TOKYO, March 17 -- Scientists in Japan and the United States have discovered the presence of oxygen and aerobic microbial life in deep-sea sediment, according to a joint release issued on Tuesday.
"These findings are very significant as it shows that Earth's element cycles and the deep subseafloor biosphere are much broader than previously thought," said the release.
Researchers from the Japan Agency for Marine-Earth Science and Technology (JAMSTEC) participated in the "South Pacific Gyre Subseafloor Life" expedition jointly with the University of Rhode Island, the University of Tokyo, the Hiroshima University, the University of Shizuoka, the University of Tsukuba, and other international institutions.

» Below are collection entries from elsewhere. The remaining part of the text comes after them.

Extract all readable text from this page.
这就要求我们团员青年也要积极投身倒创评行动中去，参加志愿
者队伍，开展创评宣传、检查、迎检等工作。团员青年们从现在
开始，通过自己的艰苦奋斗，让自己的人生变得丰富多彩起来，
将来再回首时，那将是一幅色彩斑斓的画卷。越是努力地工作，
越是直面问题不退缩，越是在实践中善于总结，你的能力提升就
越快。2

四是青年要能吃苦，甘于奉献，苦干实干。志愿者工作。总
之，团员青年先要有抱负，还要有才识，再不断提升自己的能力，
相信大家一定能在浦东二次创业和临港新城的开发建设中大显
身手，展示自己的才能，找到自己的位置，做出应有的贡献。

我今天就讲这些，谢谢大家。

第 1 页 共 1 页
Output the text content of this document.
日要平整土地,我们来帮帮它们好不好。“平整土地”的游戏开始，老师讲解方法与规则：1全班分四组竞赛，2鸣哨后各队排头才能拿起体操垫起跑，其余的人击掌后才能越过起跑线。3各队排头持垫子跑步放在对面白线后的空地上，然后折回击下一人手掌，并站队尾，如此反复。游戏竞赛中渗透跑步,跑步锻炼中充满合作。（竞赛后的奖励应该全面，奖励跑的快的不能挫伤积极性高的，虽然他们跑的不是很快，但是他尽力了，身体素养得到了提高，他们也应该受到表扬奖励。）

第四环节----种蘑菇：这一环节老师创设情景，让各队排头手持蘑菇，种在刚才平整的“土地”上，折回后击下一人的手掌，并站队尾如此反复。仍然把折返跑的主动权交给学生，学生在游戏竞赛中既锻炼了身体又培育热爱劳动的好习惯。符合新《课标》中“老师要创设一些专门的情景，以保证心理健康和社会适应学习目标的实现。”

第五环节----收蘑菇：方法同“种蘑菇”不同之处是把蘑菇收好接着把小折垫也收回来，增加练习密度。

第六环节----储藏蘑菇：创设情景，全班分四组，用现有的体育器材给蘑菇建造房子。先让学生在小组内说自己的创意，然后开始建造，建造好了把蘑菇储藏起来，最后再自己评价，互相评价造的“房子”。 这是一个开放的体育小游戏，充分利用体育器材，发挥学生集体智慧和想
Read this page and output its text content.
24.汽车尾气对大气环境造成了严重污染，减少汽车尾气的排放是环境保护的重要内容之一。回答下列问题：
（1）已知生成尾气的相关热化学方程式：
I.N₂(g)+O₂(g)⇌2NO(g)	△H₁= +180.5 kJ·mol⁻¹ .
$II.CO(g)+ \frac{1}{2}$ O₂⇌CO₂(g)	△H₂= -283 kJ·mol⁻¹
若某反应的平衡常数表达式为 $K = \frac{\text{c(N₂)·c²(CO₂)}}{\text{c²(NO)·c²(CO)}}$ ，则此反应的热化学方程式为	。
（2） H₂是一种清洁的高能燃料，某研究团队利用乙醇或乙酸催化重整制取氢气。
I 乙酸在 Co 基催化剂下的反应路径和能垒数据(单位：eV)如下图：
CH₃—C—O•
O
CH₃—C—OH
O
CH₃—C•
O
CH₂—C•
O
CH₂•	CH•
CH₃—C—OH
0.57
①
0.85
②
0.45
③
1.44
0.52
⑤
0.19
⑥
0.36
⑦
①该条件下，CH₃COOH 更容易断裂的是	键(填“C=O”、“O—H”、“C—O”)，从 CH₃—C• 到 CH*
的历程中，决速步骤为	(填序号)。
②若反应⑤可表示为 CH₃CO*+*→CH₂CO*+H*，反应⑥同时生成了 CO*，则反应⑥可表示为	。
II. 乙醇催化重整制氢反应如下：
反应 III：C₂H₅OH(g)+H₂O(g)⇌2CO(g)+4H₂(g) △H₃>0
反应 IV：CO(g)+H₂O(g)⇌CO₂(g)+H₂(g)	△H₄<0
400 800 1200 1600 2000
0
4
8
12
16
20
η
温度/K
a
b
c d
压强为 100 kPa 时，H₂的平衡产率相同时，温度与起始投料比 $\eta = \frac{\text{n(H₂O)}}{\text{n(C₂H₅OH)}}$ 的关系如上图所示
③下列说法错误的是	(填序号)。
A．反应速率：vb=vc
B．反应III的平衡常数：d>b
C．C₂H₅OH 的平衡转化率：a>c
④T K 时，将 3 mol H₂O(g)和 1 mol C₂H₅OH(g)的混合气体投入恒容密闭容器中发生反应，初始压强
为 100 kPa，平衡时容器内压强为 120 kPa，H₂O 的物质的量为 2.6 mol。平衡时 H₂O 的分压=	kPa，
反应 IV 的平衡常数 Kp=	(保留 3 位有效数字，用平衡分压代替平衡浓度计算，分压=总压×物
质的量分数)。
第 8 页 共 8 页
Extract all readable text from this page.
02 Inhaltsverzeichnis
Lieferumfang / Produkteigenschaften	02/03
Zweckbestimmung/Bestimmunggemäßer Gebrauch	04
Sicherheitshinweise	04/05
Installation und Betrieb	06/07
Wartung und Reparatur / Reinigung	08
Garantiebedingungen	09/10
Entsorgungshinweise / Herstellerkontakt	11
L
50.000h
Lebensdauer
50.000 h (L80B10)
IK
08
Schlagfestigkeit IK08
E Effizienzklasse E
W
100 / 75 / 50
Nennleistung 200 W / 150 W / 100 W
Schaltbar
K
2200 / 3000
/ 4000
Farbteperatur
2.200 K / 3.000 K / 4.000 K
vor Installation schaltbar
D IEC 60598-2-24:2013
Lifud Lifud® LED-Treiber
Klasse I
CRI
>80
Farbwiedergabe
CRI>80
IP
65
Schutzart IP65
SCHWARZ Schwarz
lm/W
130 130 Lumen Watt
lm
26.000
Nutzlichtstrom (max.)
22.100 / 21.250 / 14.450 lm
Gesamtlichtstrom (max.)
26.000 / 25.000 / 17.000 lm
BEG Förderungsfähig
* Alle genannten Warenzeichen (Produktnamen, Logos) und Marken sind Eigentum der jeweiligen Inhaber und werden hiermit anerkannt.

During the expedition, the sediment core samples, which were columnar samples of sediments or rock collected by drilling, from the seafloor to the basement were collected from seven sites in the South Pacific Gyre. The area is mostly characterized by the open ocean, which is known to be the clearest sea in the world because of the least photosynthetic production in the surface seawater.
On the ship and at shore-based laboratories, the sediment core samples were analyzed by microbiological and biogeochemical techniques, and then compared and integrated with other marine sediment data on sedimentation rates and oxygen level.
As a result, it demonstrated that dissolved oxygen is present throughout the entire sediment column from the surface to the oceanic crust (i.e., basaltic basement), even at a site where crustal age is more than 100 million years old. Based on these and other oxygen and sedimentological data, the similar condition of sediment has occurred in up to 37 percent of the world's ocean and 44 percent of the Pacific.
Moreover, the microbiological technique presented evidence that microbial cells are observed in sediment from the seafloor to the basement, in numbers of several orders of magnitude lower than those previously observed in anaerobic, organic-rich sediment on the Pacific margins. This indicates the existence of aerobic and ultra-oligotrophic microbial communities in the global open ocean subsurface, where there is no depth limit of life in the sedimentary environment.
These study results have been posted on the online journal Nature Geoscience on Tuesday.